This invention generally relates to an electromagnetic clutch, and more particularly, relates to an arrangement and a method for use with an electromagnetic clutch for securing a pulley to an outer peripheral surface of a rotor.
FIG. 1 illustrates an electromagnetic clutch 20 in accordance with the prior art. A front housing 11 of a refrigerant compressor rotatably supports a drive shaft 12 by means of a needle bearing 13. Needle bearing 13 is disposed in an inner peripheral wall of an opening 14 which is formed at the center of front housing 11. An annular axial projection 15 surrounds drive shaft 12 and projects from the front end surface of front housing 11. A shaft seal assembly 16 is disposed in the cavity formed by annular axial projection 15. Electromagnetic clutch 20 includes a clutch rotor 21, an annular electromagnet 22 and an armature plate 23. Clutch rotor 21 includes a rotor 211 having a U-shaped cross-sectional configuration and a pulley 212 attached at the outer peripheral surface of rotor 211. Clutch rotor 21 is rotatably supported on the outer peripheral surface of annular axial projection 15 through a ball bearing 17. Annular electromagnet 22 is disposed in an annular cavity 211d of rotor 211 and is attached to the front end surface of front housing 11 by an annular member 18. A stopper plate 121, fixed at an outer end of drive shaft 12 by a nut 122, supports an elastic armature plate 23 through a plurality of leaf springs 24.

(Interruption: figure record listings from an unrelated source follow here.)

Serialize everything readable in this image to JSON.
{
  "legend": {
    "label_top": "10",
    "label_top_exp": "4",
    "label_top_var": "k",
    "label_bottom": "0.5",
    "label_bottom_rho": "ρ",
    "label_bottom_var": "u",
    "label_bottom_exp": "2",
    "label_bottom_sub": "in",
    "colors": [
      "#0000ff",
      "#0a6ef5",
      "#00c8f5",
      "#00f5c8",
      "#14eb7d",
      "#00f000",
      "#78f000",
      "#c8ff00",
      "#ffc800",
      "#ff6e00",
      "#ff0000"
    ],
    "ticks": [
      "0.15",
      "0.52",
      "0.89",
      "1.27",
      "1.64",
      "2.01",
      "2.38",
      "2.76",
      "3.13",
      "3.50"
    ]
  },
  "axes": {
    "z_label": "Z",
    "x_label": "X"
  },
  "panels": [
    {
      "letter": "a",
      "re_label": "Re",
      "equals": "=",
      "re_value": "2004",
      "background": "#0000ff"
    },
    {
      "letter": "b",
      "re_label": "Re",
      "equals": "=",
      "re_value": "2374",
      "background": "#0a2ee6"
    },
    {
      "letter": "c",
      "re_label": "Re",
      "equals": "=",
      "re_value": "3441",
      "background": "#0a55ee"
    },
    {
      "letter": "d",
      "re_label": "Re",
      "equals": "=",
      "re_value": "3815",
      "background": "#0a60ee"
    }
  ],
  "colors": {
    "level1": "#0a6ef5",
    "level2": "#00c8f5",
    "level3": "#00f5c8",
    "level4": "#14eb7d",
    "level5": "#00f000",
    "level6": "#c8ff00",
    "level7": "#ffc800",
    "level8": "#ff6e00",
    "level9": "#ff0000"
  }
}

In such an electromagnetic clutch, clutch rotor 211 rotates in response to a power source (not shown), e.g., an engine of an automobile, through a belt (not shown) which is engaged between a pulley 212 of clutch rotor 21 and the power source. Armature plate 23 is attracted to clutch rotor 21 when electromagnet 22 is energized. As a result, drive shaft 12 is driven by the rotation of the power source.
In general, pulley 212 may be secured to rotor 211 by electron beam welding, CO.sub.2 welding or shrinkage fit by heating.
With electron beam welding, pulley 212 is first mounted on the outer peripheral surface of rotor 211. Then, electron beam 31 is directed on the circumferential surface of the bottom portion of pulley 212 as shown in FIG. 2 so as to weld the pulley to the rotor.
With CO.sub.2 welding, pulley 212 is again first mounted on the outer peripheral surface of rotor 211. Then, the outer lower surface of pulley 212 is welded to the outer peripheral surface of the rotor as shown in FIG. 1.
With shrinkage fit, pulley 212 is first heated. Next, pulley 212 is mounted on the outer peripheral surface of rotor 211 as pulley 212 is being heated so as to undergo thermal expansion as in FIG. 3. Then pulley 212 shrinks by natural cooling to fit rotor 211.
However, each of the above-described methods for securing the pulley to the rotor has drawbacks. With electron beam welding, the spacing between the walls of grooves 213 is narrowed by heat transformation because of the electron beam as shown in FIG. 4. This may generate unsuitable engagement between grooves 213 of pulley 212 and a belt member (not shown) which engages the grooves. This unsuitable emgagement may damage the belt. In addition, the equipment used in electron beam welding is complicated and makes securing the pulley to the rotor difficult. CO.sub.2 welding also requires complicated equipment for securing the pulley to the rotor.
Shrinkage fitting requires a high degree of precision in the dimensions of pulley 212 and rotor 211, especially the inner diameter of pulley 212 and the outer diameter of rotor 211, to effectively secure the pulley to the rotor.